Wednesday, November 9, 2011

Apache mod_rewrite evilness (with dynamic vhosts and .htaccess rewrite rules)

At my new $job, we have a SVN repository for the websites we are maintaining. We devised a workflow to work with it: each developer has one or more branches for himself. The merge of their features is done in the trunk. Once everything seems to work, we merge into the "preproduction" branch and finally in the "production" branch.

On the developement web server, I wanted them to be able access every branch with their web browser. Initially, there was a "svn.mywebsite.com" virtual host and each branch was accessible through an URL-path within it. Unfortuntaly, for "historical" reason, the web site doesn't work correctly if set in an URL sub-directory (and we are currently writing a new version of this website, so we actually don't want to spend time fixing it). I am therefore doomed to create a virtual host for each SVN trunk/tag/branch.

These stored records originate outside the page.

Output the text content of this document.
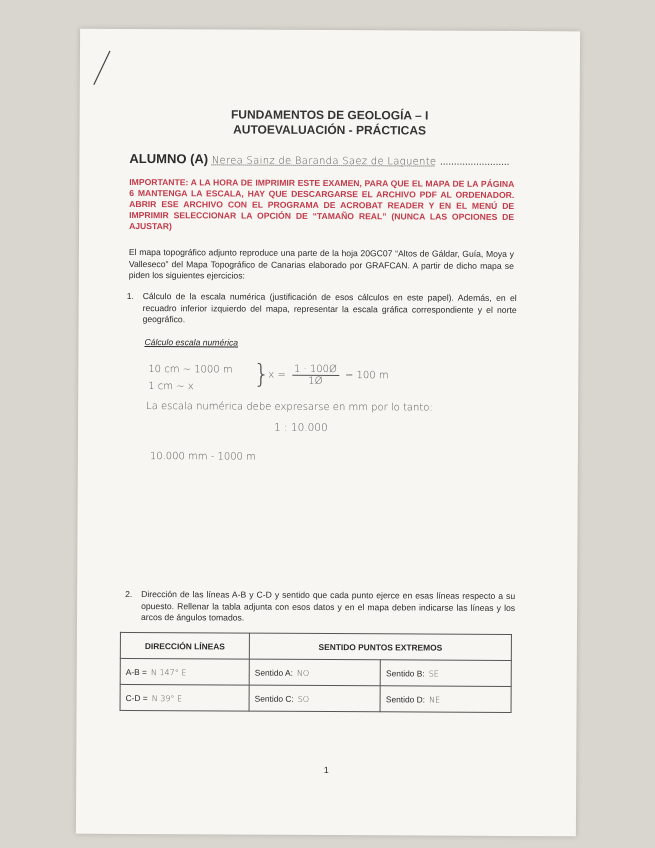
FUNDAMENTOS DE GEOLOGÍA – I
AUTOEVALUACIÓN - PRÁCTICAS
ALUMNO (A) Nerea Sainz de Baranda Saez de Laguente .........................
IMPORTANTE: A LA HORA DE IMPRIMIR ESTE EXAMEN, PARA QUE EL MAPA DE LA PÁGINA 6 MANTENGA LA ESCALA, HAY QUE DESCARGARSE EL ARCHIVO PDF AL ORDENADOR. ABRIR ESE ARCHIVO CON EL PROGRAMA DE ACROBAT READER Y EN EL MENÚ DE IMPRIMIR SELECCIONAR LA OPCIÓN DE “TAMAÑO REAL” (NUNCA LAS OPCIONES DE AJUSTAR)
El mapa topográfico adjunto reproduce una parte de la hoja 20GC07 “Altos de Gáldar, Guía, Moya y Valleseco” del Mapa Topográfico de Canarias elaborado por GRAFCAN. A partir de dicho mapa se piden los siguientes ejercicios:
1. Cálculo de la escala numérica (justificación de esos cálculos en este papel). Además, en el recuadro inferior izquierdo del mapa, representar la escala gráfica correspondiente y el norte geográfico.
Cálculo escala numérica
10 cm ~ 1000 m
1 cm ~ x }
$x = \frac{1 \cdot 100Ø}{1Ø} = 100$ m
La escala numérica debe expresarse en mm por lo tanto:
1 : 10.000
10.000 mm - 1000 m
2. Dirección de las líneas A-B y C-D y sentido que cada punto ejerce en esas líneas respecto a su opuesto. Rellenar la tabla adjunta con esos datos y en el mapa deben indicarse las líneas y los arcos de ángulos tomados.
DIRECCIÓN LÍNEAS	SENTIDO PUNTOS EXTREMOS	
A-B = N 147° E	Sentido A: NO	Sentido B: SE
C-D = N 39° E	Sentido C: SO	Sentido D: NE
1
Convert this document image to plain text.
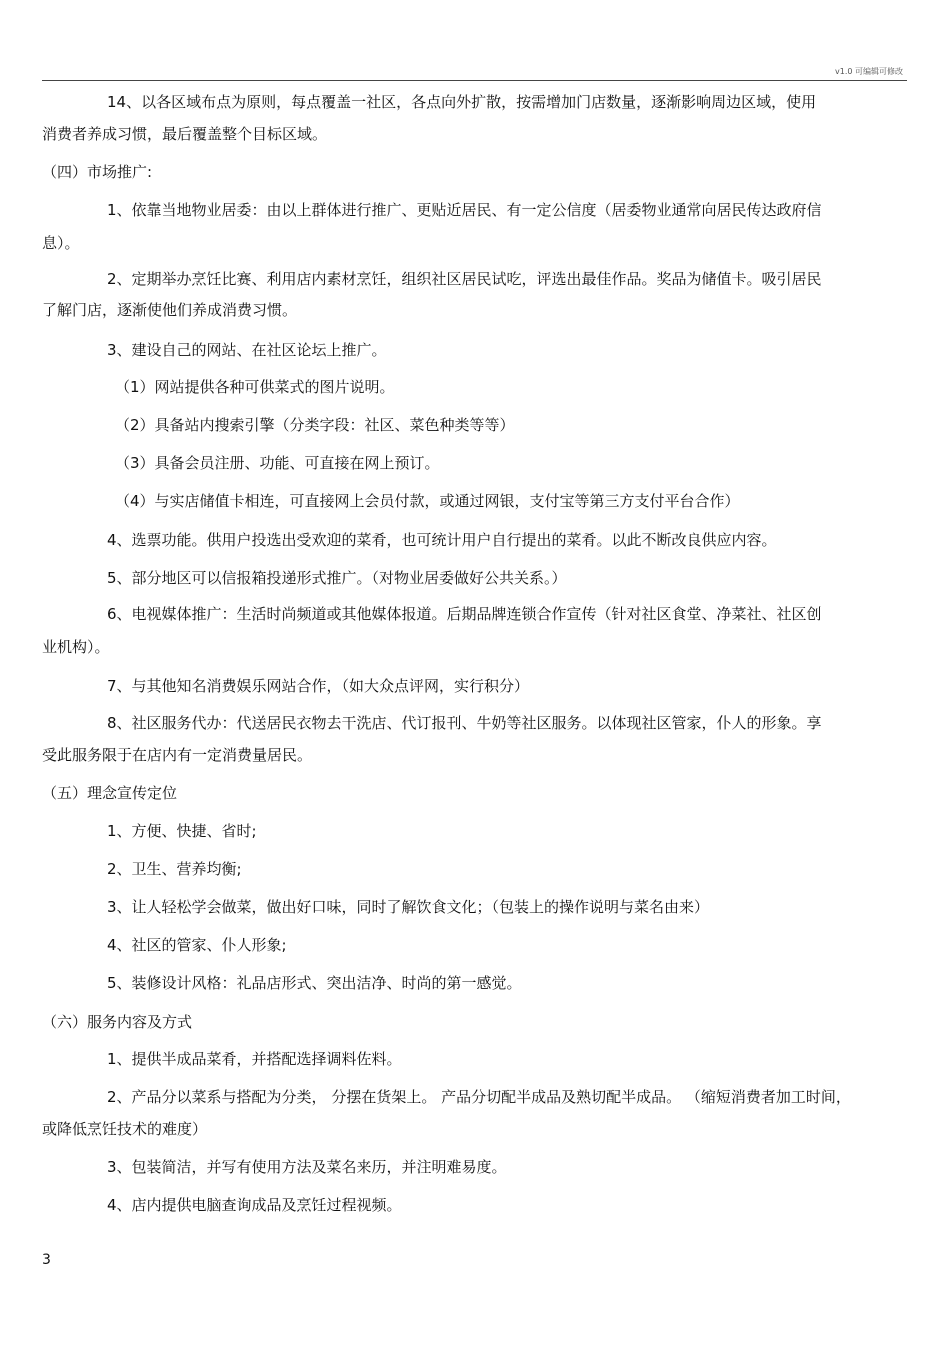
v1.0 可编辑可修改
14、以各区域布点为原则，每点覆盖一社区，各点向外扩散，按需增加门店数量，逐渐影响周边区域，使用
消费者养成习惯，最后覆盖整个目标区域。
（四）市场推广:
1、依靠当地物业居委：由以上群体进行推广、更贴近居民、有一定公信度（居委物业通常向居民传达政府信
息）。
2、定期举办烹饪比赛、利用店内素材烹饪，组织社区居民试吃，评选出最佳作品。奖品为储值卡。吸引居民
了解门店，逐渐使他们养成消费习惯。
3、建设自己的网站、在社区论坛上推广。
（1）网站提供各种可供菜式的图片说明。
（2）具备站内搜索引擎（分类字段：社区、菜色种类等等）
（3）具备会员注册、功能、可直接在网上预订。
（4）与实店储值卡相连，可直接网上会员付款，或通过网银，支付宝等第三方支付平台合作）
4、选票功能。供用户投选出受欢迎的菜肴，也可统计用户自行提出的菜肴。以此不断改良供应内容。
5、部分地区可以信报箱投递形式推广。（对物业居委做好公共关系。）
6、电视媒体推广：生活时尚频道或其他媒体报道。后期品牌连锁合作宣传（针对社区食堂、净菜社、社区创
业机构）。
7、与其他知名消费娱乐网站合作，（如大众点评网，实行积分）
8、社区服务代办：代送居民衣物去干洗店、代订报刊、牛奶等社区服务。以体现社区管家，仆人的形象。享
受此服务限于在店内有一定消费量居民。
（五）理念宣传定位
1、方便、快捷、省时;
2、卫生、营养均衡;
3、让人轻松学会做菜，做出好口味，同时了解饮食文化；（包装上的操作说明与菜名由来）
4、社区的管家、仆人形象;
5、装修设计风格：礼品店形式、突出洁净、时尚的第一感觉。
（六）服务内容及方式
1、提供半成品菜肴，并搭配选择调料佐料。
2、产品分以菜系与搭配为分类， 分摆在货架上。 产品分切配半成品及熟切配半成品。 （缩短消费者加工时间，
或降低烹饪技术的难度）
3、包装简洁，并写有使用方法及菜名来历，并注明难易度。
4、店内提供电脑查询成品及烹饪过程视频。
3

Here is the relevant part of the initial configuration I wrote:

<VirtualHost *:80>
ServerName svn.mywebsite.com
ServerAlias *.svn.mywebsite.com

DocumentRoot /var/empty

RewriteEngine on

RewriteCond %{HTTP_HOST} ^trunk\.svn\.mywebsite\.com$
RewriteRule $(.*) /home/www-data/svn/project/trunk$1 [L]

RewriteCond %{HTTP_HOST} ^([^.]+).branches\.svn\.mywebsite\.com$
RewriteRule $(.*) /home/www-data/svn/project/branches%1$1 [L]

RewriteCond %{HTTP_HOST} ^([^.]+).tags\.svn\.mywebsite\.com$
RewriteRule $(.*) /home/www-data/svn/project/tags%1$1 [L]

</VirtualHost>


So far it's easy and it would have worked if there wasn't the following RewriteRule in the .htaccess at the root of the project:

RewriteCond %{REQUEST_FILENAME} !-f
RewriteCond %{REQUEST_FILENAME} !-d
RewriteCond %{REQUEST_URI} !=/favicon.ico
RewriteRule ^(.*)$ index.php?q=$1 [L,QSA]


The problem with this rule is that if we request a "virtual URL" (which does not match a physical file in the hierarchy), index.php is called with the original URL in the query string, which results in an internal redirect within Apache.

I save you from the RewriteLog, but let's say you try: http://trunk.svn.mywebsite.com/virtual-url.


  • Initially the ${REQUEST_URI} is "/virtual-url". The vhost rewrite rules are applied, which redirect to the filesystem path: /home/www-data/svn/project/trunk/virtual-url.


  • Then we reach the per-directory (.htaccess) rewrite rules which, given the file doesn't exist, redirect to /home/www-data/svn/project/trunk/index.php with the following query string q=virtual-url.


  • Here is the first trap: an internal redirect is done within Apache, which restarts the rewrite rules evaluation from the beginning, with ${REQUEST_URI} set to /home/www-data/svn/project/trunk/index.php, while the ${HTTP_HOST} is still the same. So the directory will be prepended twice if we do not put a safeguard: basically checking that $REQUEST_URI doesn't contain /home/www-data/svn/project/.


  • But the true evilness is here: we cannot rewrite to a full filesystem path in a per-directory rewrite rule. The subsequent internal redirect will invariably think that this is an URL path, that is it will try to serve a page as if you had requested: http://trunk.svn.mywebsite.com/home/www-data/svn/project/trunk/index.php. Because of the safeguard above, the dynamic vhost magic will not apply, and Apache will try to reach this file from the vhost's DocumentRoot and you will get a 404.

    The workaround for this is trick Apache into thinking the content of ${REQUEST_URI} is a full filesystem path if the latter looks like a filesystem path :-). Contrary to the per-directory rewrite rules, the vhost rewrite rules are able to redirect to a full filesystem path. So just match the whole content and redirect to it.




<VirtualHost *:80>
ServerName svn.mywebsite.com
ServerAlias *.svn.mywebsite.com

DocumentRoot /var/empty

RewriteEngine on

RewriteRule ^(/home/www-data/svn/project/.*) $1 [L]

RewriteCond %{HTTP_HOST} ^trunk\.svn\.mywebsite\.com$
RewriteRule $(.*) /home/www-data/svn/project/trunk$1 [L]

RewriteCond %{HTTP_HOST} ^([^.]+).branches\.svn\.mywebsite\.com$
RewriteRule $(.*) /home/www-data/svn/project/branches%1$1 [L]

RewriteCond %{HTTP_HOST} ^([^.]+).tags\.svn\.mywebsite\.com$
RewriteRule $(.*) /home/www-data/svn/project/tags%1$1 [L]

</VirtualHost>


The first rewrite rule matches a ${REQUEST_URI} containing the a filesystem path. This is not exactly a rewrite, this is just a trick to trigger the mod_rewrite evaluation of the substitution.